Carbon-Embedded Ru/NiO-CuO Cathode and rGO/α-Co3O4 Anode for Synergetic Charge Transfer for High-Performance Solid-State Asymmetric Supercapacitors

In this work, an attempt has been made to synthesize a novel heterostructure nanocomposite, C/Ru@NiO-CuO (CRNC) which is suitable for energy storage application. It was chemically synthesized at high-temperature conditions, whose structural features and surface chemistry were characterized by various analytical tools. The CRNC nanocomposite reveals the nanospherical morphology with highly crystalline heterostructure, leading to reliable electrode material-preferred advantages such as good conductivity, high-surface area, and numerous oxidation states for supercapacitor (SC) applications. Composition of high conductivity of carbon and high chemical stability of ternary metal oxides, a heterostructure CRNC electrode is proposed for effective solid-state symmetric and asymmetric battery-type SC. The as-prepared CRNC shows an excellent electrochemical performance at 0.5 A g(-1) in a three-electrode cell configuration, where the specific capacitance value obtained was 318 F g(-1). Having the completion of 5000 galvanostatic charge-discharge (GCD) cycles, the electrode can hold a good capacity retention (86.7%).
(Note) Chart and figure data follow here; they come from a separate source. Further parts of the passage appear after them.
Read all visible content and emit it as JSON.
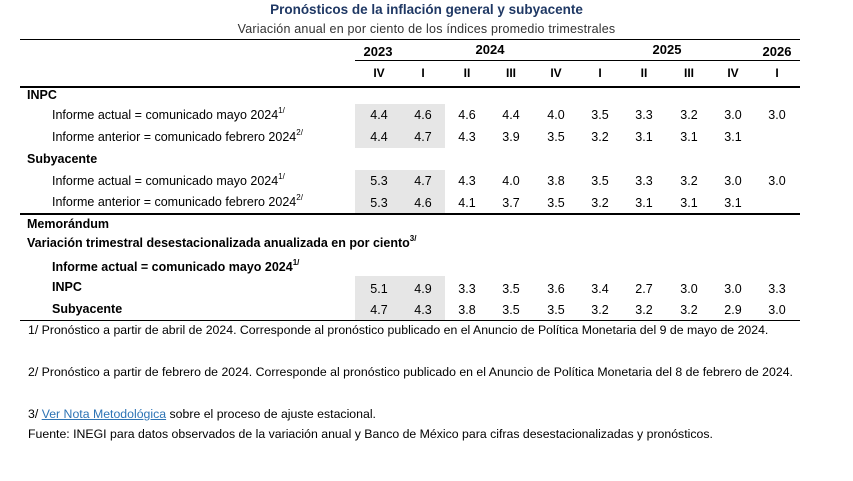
{
  "title": "Pronósticos de la inflación general y subyacente",
  "subtitle": "Variación anual en por ciento de los índices promedio trimestrales",
  "years": [
    "2023",
    "2024",
    "2025",
    "2026"
  ],
  "quarters": [
    "IV",
    "I",
    "II",
    "III",
    "IV",
    "I",
    "II",
    "III",
    "IV",
    "I"
  ],
  "sections": {
    "inpc": "INPC",
    "subyacente": "Subyacente",
    "memorandum": "Memorándum",
    "memo_title": "Variación trimestral desestacionalizada anualizada en por ciento",
    "memo_title_sup": "3/"
  },
  "labels": {
    "actual": "Informe actual = comunicado mayo 2024",
    "actual_sup": "1/",
    "anterior": "Informe anterior = comunicado febrero 2024",
    "anterior_sup": "2/",
    "memo_inpc": "INPC",
    "memo_sub": "Subyacente"
  },
  "rows": {
    "inpc_actual": [
      "4.4",
      "4.6",
      "4.6",
      "4.4",
      "4.0",
      "3.5",
      "3.3",
      "3.2",
      "3.0",
      "3.0"
    ],
    "inpc_anterior": [
      "4.4",
      "4.7",
      "4.3",
      "3.9",
      "3.5",
      "3.2",
      "3.1",
      "3.1",
      "3.1",
      ""
    ],
    "sub_actual": [
      "5.3",
      "4.7",
      "4.3",
      "4.0",
      "3.8",
      "3.5",
      "3.3",
      "3.2",
      "3.0",
      "3.0"
    ],
    "sub_anterior": [
      "5.3",
      "4.6",
      "4.1",
      "3.7",
      "3.5",
      "3.2",
      "3.1",
      "3.1",
      "3.1",
      ""
    ],
    "memo_inpc": [
      "5.1",
      "4.9",
      "3.3",
      "3.5",
      "3.6",
      "3.4",
      "2.7",
      "3.0",
      "3.0",
      "3.3"
    ],
    "memo_sub": [
      "4.7",
      "4.3",
      "3.8",
      "3.5",
      "3.5",
      "3.2",
      "3.2",
      "3.2",
      "2.9",
      "3.0"
    ]
  },
  "notes": {
    "n1": "1/ Pronóstico a partir de abril de 2024. Corresponde al pronóstico publicado en el Anuncio de Política Monetaria del 9 de mayo de 2024.",
    "n2": "2/ Pronóstico a partir de febrero de 2024. Corresponde al pronóstico publicado en el Anuncio de Política Monetaria del 8 de febrero de 2024.",
    "n3_prefix": "3/ ",
    "n3_link": "Ver Nota Metodológica",
    "n3_suffix": " sobre el proceso de ajuste estacional.",
    "fuente": "Fuente: INEGI para datos observados de la variación anual y Banco de México para cifras desestacionalizadas y pronósticos."
  }
}
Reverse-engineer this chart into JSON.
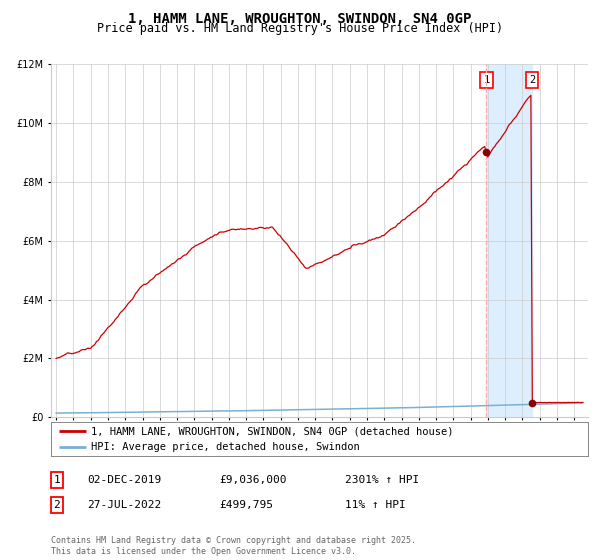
{
  "title": "1, HAMM LANE, WROUGHTON, SWINDON, SN4 0GP",
  "subtitle": "Price paid vs. HM Land Registry's House Price Index (HPI)",
  "ylim": [
    0,
    12000000
  ],
  "xlim_start": 1994.7,
  "xlim_end": 2025.8,
  "hpi_line_color": "#7ab0d4",
  "price_line_color": "#cc0000",
  "shade_color": "#ddeeff",
  "point1_date_num": 2019.92,
  "point1_price": 9036000,
  "point2_date_num": 2022.57,
  "point2_price": 499795,
  "marker_color": "#880000",
  "dashed_line_color": "#ffaaaa",
  "legend_label1": "1, HAMM LANE, WROUGHTON, SWINDON, SN4 0GP (detached house)",
  "legend_label2": "HPI: Average price, detached house, Swindon",
  "annotation1_date": "02-DEC-2019",
  "annotation1_price": "£9,036,000",
  "annotation1_hpi": "2301% ↑ HPI",
  "annotation2_date": "27-JUL-2022",
  "annotation2_price": "£499,795",
  "annotation2_hpi": "11% ↑ HPI",
  "footer": "Contains HM Land Registry data © Crown copyright and database right 2025.\nThis data is licensed under the Open Government Licence v3.0.",
  "background_color": "#ffffff",
  "grid_color": "#cccccc",
  "title_fontsize": 10,
  "subtitle_fontsize": 8.5,
  "tick_fontsize": 7,
  "legend_fontsize": 7.5,
  "annotation_fontsize": 8,
  "footer_fontsize": 6
}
A solid-state asymmetric supercapacitor (ASC) was constructed by placing the separator between the CRNC and rGO/alpha-Co3O4, which delivers a specific capacitance of 152.5 F g(-1) (at 0.5 A g(-1)) along with 87% capacitance retention after 3500 GCD cycles. Furthermore, the ASC offers energy and power density values as 21.18 W h kg(-1) and 1800 W kg(-1), respectively. The novel CRNC//rGO/alpha-Co3O4 construction implies a good structural stability, long-term cycle stability, very good rate capability, and favorable compatibility. This study reveals that carbon-embedded Ru-doped NiO-CuO nanocomposite electrode exhibits better electrochemical behavior due to the high synergistic effect of ternary metal oxide compared with bimetal oxide. To improve the practical applicability of ASC device, we assembled the device for better flexibility, also demonstrating the extensive advantages and accessibility.